Name Matching Gets a Shot in the ARM (chip)
Or, How We Made Name Screening Efficient and Eco-friendly
In this webinar Basis Technology’s Declan Trezise (Director of Global Solutions Engineering) and Peter De Bie (Senior Sales Engineer) discussed the interesting confluence of modern AI technology with the exploding adoption of the highly efficient ARM architecture chip. This led to Rosette® name matching technology customers asking: “Will Rosette run on ARM?”
Currently, Rosette Name Indexer, our name matching technology, churns through an estimated 480 million name matches on mission critical systems every day. These include border security, financial compliance name screening against watchlists (with some lists as large as 15 million names), and matching paper documentation to applications for health insurance eligibility through the U.S. Affordable Care Act.
Rosette is just one of many modern AI tools that are very computationally intensive, so the question is, “How much does it cost in terms of servers and power, and how many trees do I have to burn to keep my country safe?”
Then along came ARM chip architecture. ARM uses smaller, simpler instructions, and makes it possible to use the same computing power as existing chips, while performing computations faster and consuming much less energy. Not only is it your smartphones and laptops that are running on ARM, but ARM has moved into the data center, including Amazon Web Services Gravitron.
The short answer to whether our name matching technology would run on ARM is this: the Java portion of our code worked as-is, and we saw very promising performance increases in the 27 to 30% range. Then our core engineering team signed up to port the C/C++ native code portion of Rosette Name Indexer to work on ARM and finished in just six weeks! We also saw performance gains of 28 to 30%, as measured in milliseconds per 100 queries, with each query executing between 50 and 100 name comparisons.
The combination of reduced hardware needs (costs) plus performance gains in speed added up to an estimated 43.6% cost savings per year, which is huge for many of our customers running large-scale systems. We have some customers at the moment testing out this new version, which will hopefully enter production in the near future.
Select Q&A from our webinar audience
Q. Do you merge records for deduplication?

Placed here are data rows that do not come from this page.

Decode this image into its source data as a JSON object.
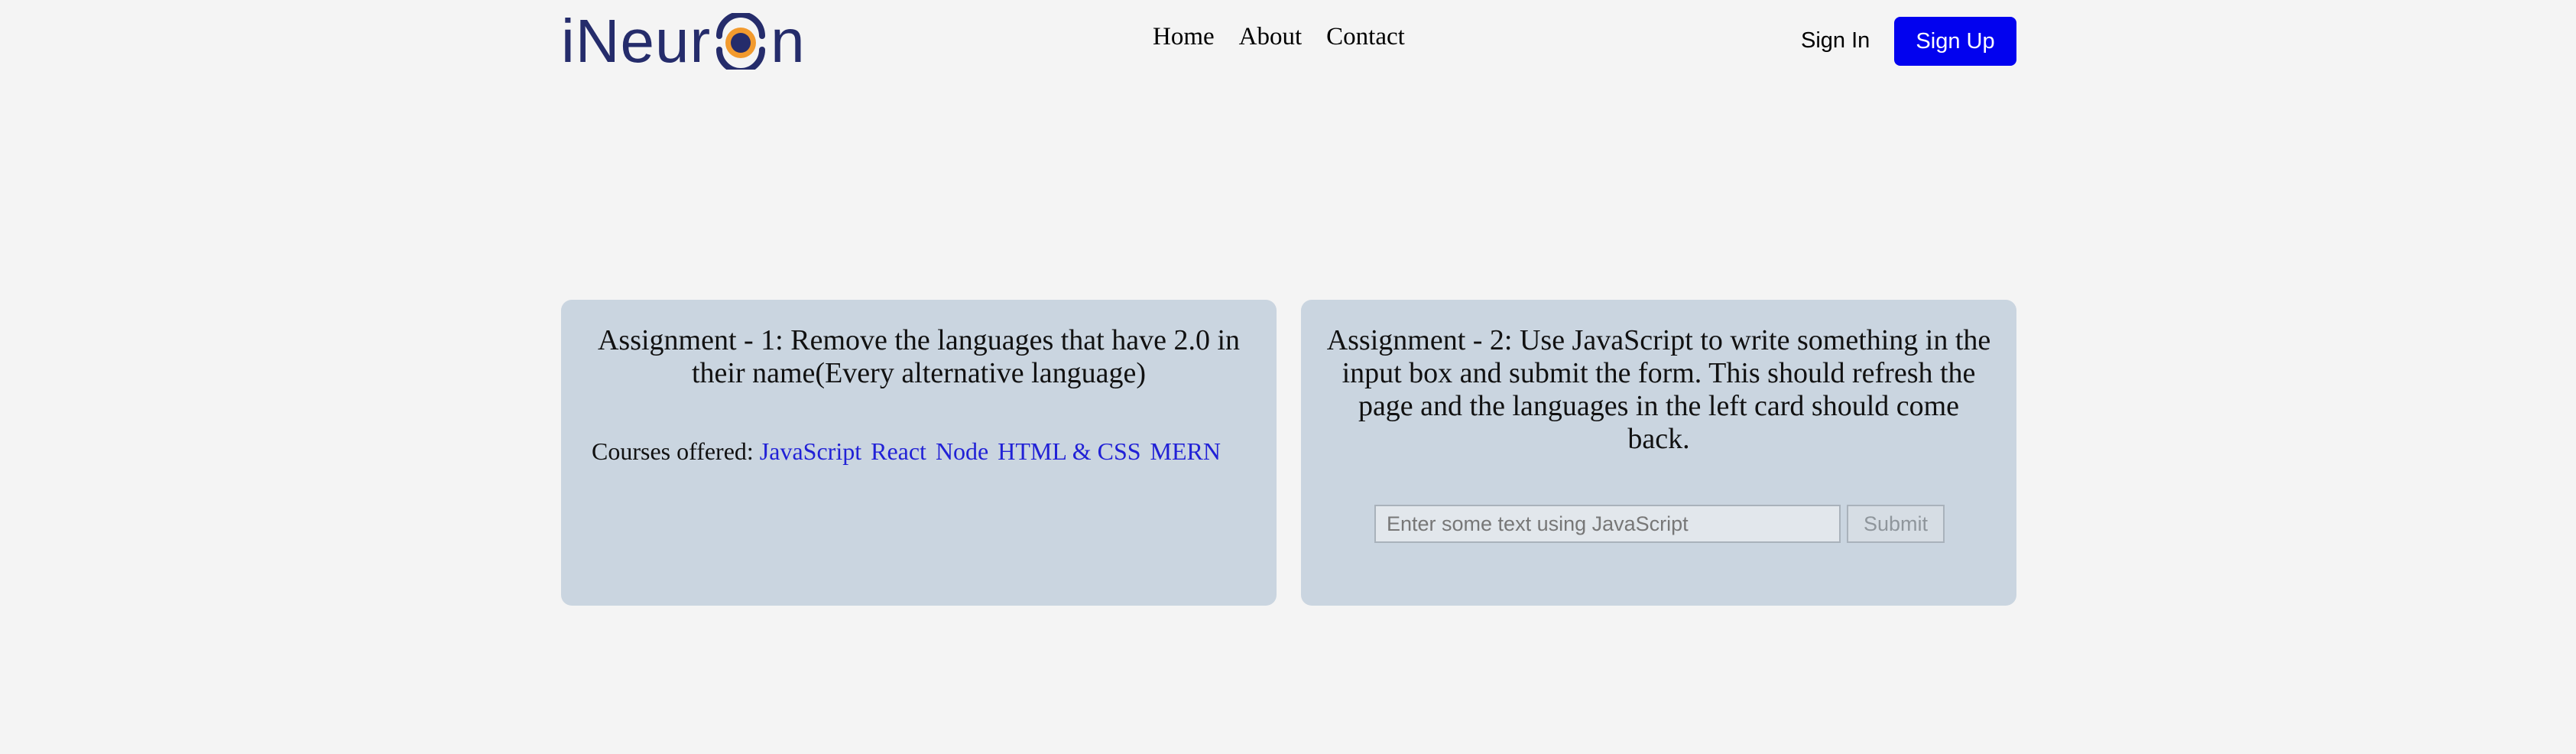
{
  "header": {
    "logo": {
      "prefix": "iNeur",
      "suffix": "n"
    },
    "nav": [
      {
        "label": "Home"
      },
      {
        "label": "About"
      },
      {
        "label": "Contact"
      }
    ],
    "signin_label": "Sign In",
    "signup_label": "Sign Up"
  },
  "assignment1": {
    "title": "Assignment - 1: Remove the languages that have 2.0 in their name(Every alternative language)",
    "courses_label": "Courses offered:",
    "courses": [
      "JavaScript",
      "React",
      "Node",
      "HTML & CSS",
      "MERN"
    ]
  },
  "assignment2": {
    "title": "Assignment - 2: Use JavaScript to write something in the input box and submit the form. This should refresh the page and the languages in the left card should come back.",
    "input_placeholder": "Enter some text using JavaScript",
    "input_value": "",
    "submit_label": "Submit"
  },
  "colors": {
    "background": "#f4f4f4",
    "card": "#cad5e0",
    "brand_navy": "#252c6b",
    "logo_orange": "#f29a2e",
    "signup_button": "#0202ef",
    "course_link": "#2121d6"
  }
}
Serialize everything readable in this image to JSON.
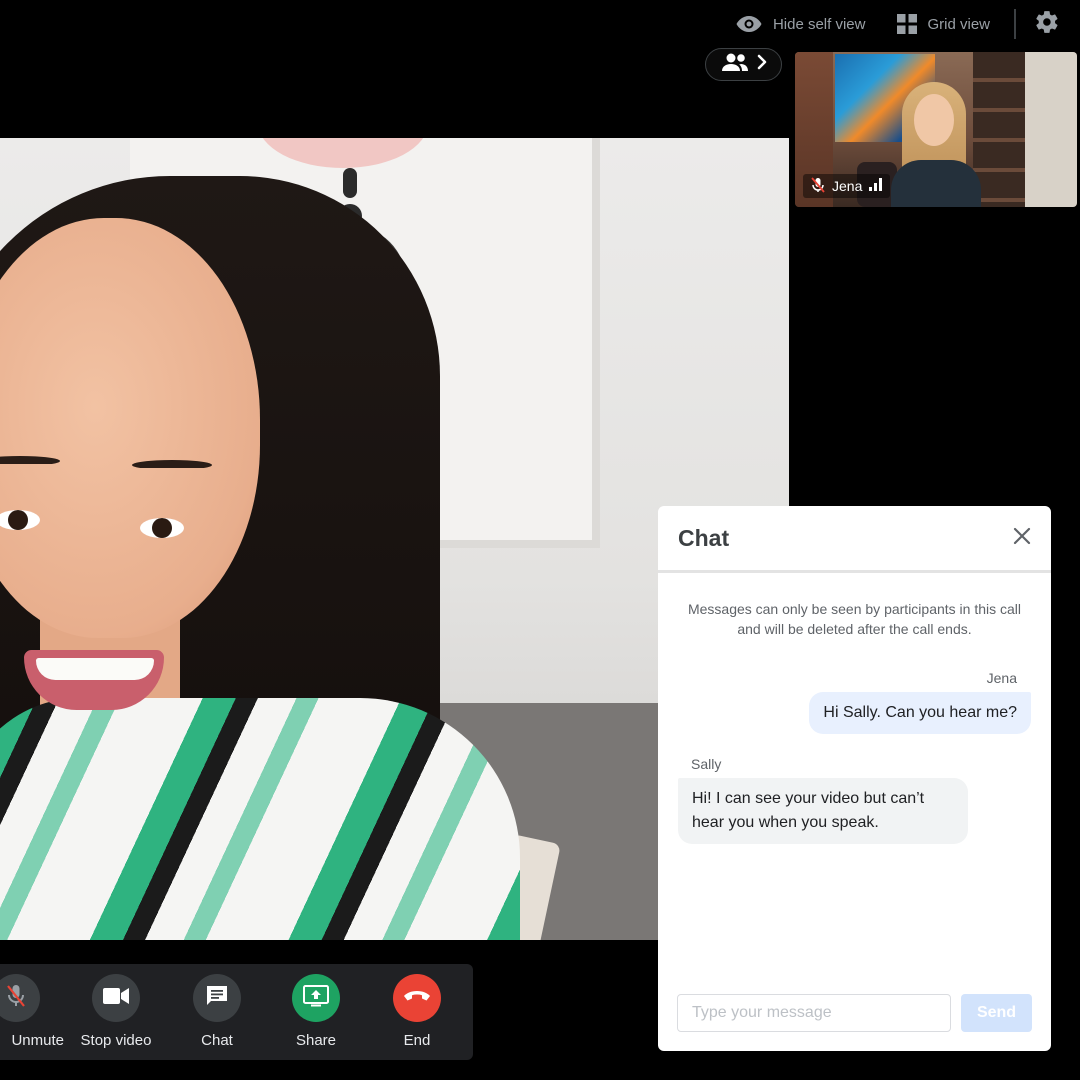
{
  "toolbar": {
    "hide_self_view_label": "Hide self view",
    "hide_self_view_icon": "eye-icon",
    "grid_view_label": "Grid view",
    "grid_view_icon": "grid-icon",
    "settings_icon": "gear-icon"
  },
  "participants_button": {
    "icon": "people-icon",
    "arrow_icon": "chevron-right-icon"
  },
  "self_view": {
    "name": "Jena",
    "mic_state": "muted",
    "signal_icon": "signal-bars-icon"
  },
  "controls": [
    {
      "id": "unmute",
      "label": "Unmute",
      "icon": "mic-off-icon"
    },
    {
      "id": "stop_video",
      "label": "Stop video",
      "icon": "video-camera-icon"
    },
    {
      "id": "chat",
      "label": "Chat",
      "icon": "chat-bubble-icon"
    },
    {
      "id": "share",
      "label": "Share",
      "icon": "screen-share-icon",
      "color": "#1ea362"
    },
    {
      "id": "end",
      "label": "End",
      "icon": "phone-hangup-icon",
      "color": "#ea4335"
    }
  ],
  "chat": {
    "title": "Chat",
    "notice": "Messages can only be seen by participants in this call and will be deleted after the call ends.",
    "messages": [
      {
        "sender": "Jena",
        "text": "Hi Sally. Can you hear me?",
        "direction": "outgoing"
      },
      {
        "sender": "Sally",
        "text": "Hi! I can see your video but can’t hear you when you speak.",
        "direction": "incoming"
      }
    ],
    "input_placeholder": "Type your message",
    "input_value": "",
    "send_label": "Send"
  },
  "colors": {
    "background": "#000000",
    "control_bar": "#202124",
    "share_green": "#1ea362",
    "end_red": "#ea4335",
    "outgoing_bubble": "#e8f0fe",
    "incoming_bubble": "#f1f3f4",
    "send_disabled": "#d2e3fc"
  }
}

A. We focus on the matching of the person or organization names, as well as matching dates and addresses. It’s all these attributes combined that help determine if records are duplicates. There are then many ways you can use this information, such as for list deduplication. We do this on a small scale, but our professional services team would help with large-scale deduplication of lists. This question comes up often in master data management (MDM) for merging data from disparate databases, such as to gain a single, 360-view of customers, but it is generally delivered by us as a services engagement.
Q. How do you quantify your matching process?
A. Some may be talking about measuring quality, accuracy or speed. The metric depends on the customer. What we provide is a similarity score between names, whether it’s searching for a name and getting a list of potential matches that Rosette ranks from the highest to lowest match score. It’s up to the customer to determine what the threshold score is for those names defined as a “match.” Do you err on the side of recall (fewer missed matches), such as the case of border security? Or, for identity verification in the case of a person applying for a loan and you are trying to decide if an ID matches the applicant, you might value higher precision (fewer false matches). Rosette has a flexible set of configurations that can be adjusted for each domain. We quantify it based on how our customers need to use it.
Q. Follow-up question: If a client asks, “How good is your matching process?”, how do you prove your process is better than someone else’s?
A. It depends on your use case. Is it fighting crime/terrorism and border security? That risk appetite might be different than a bank doing checks on their customers. The risk taken could be higher depending on the type of bank. Maybe some banks can afford a bit more risk than government agencies. The quality is in how many false negatives (missed matches) you are living with. Are you using a technology that is looking broadly enough for match candidates? What kind of effort and hardware are you putting in to make sure you don’t miss anyone you shouldn’t? But it’s always expressed in how much you can afford a false negative. It’s also about workload for time spent investigating false positives (wrong matches). How important is precision to you for day-to-day operations to avoid wasting time on false positives?
If a customer comes to us with a test data set, we can run that evaluation for you quickly and give you an F-score (indicator of accuracy) on that. But we have all done this many times to know there’s more than just the idealized factors of “How good is your matching process?” We invite anyone to come try us. We can also look at specifically tuning for the name phenomena that your data has, to make the performance even better. You do need to measure to know how good a matching engine is.
Q. Do you offer name matching as a service or is it only on-premise?
A. For a lot of customers, their data is highly sensitive and secure, so they prefer it on-premise. That ends up being the majority of deployments. That’s not to say we can’t provide name matching as a service, but we would be happy to talk to anyone who would be interested. Name matching in the cloud for pairwise matching is offered as a custom plan, but it’s not part of the public Rosette Cloud. We could host that for you on AWS for pairwise name matching. But for matching against a list, it requires a search engine to hold the watchlist, such as Elasticsearch, the platinum Elastic Cloud, to install our plugin there.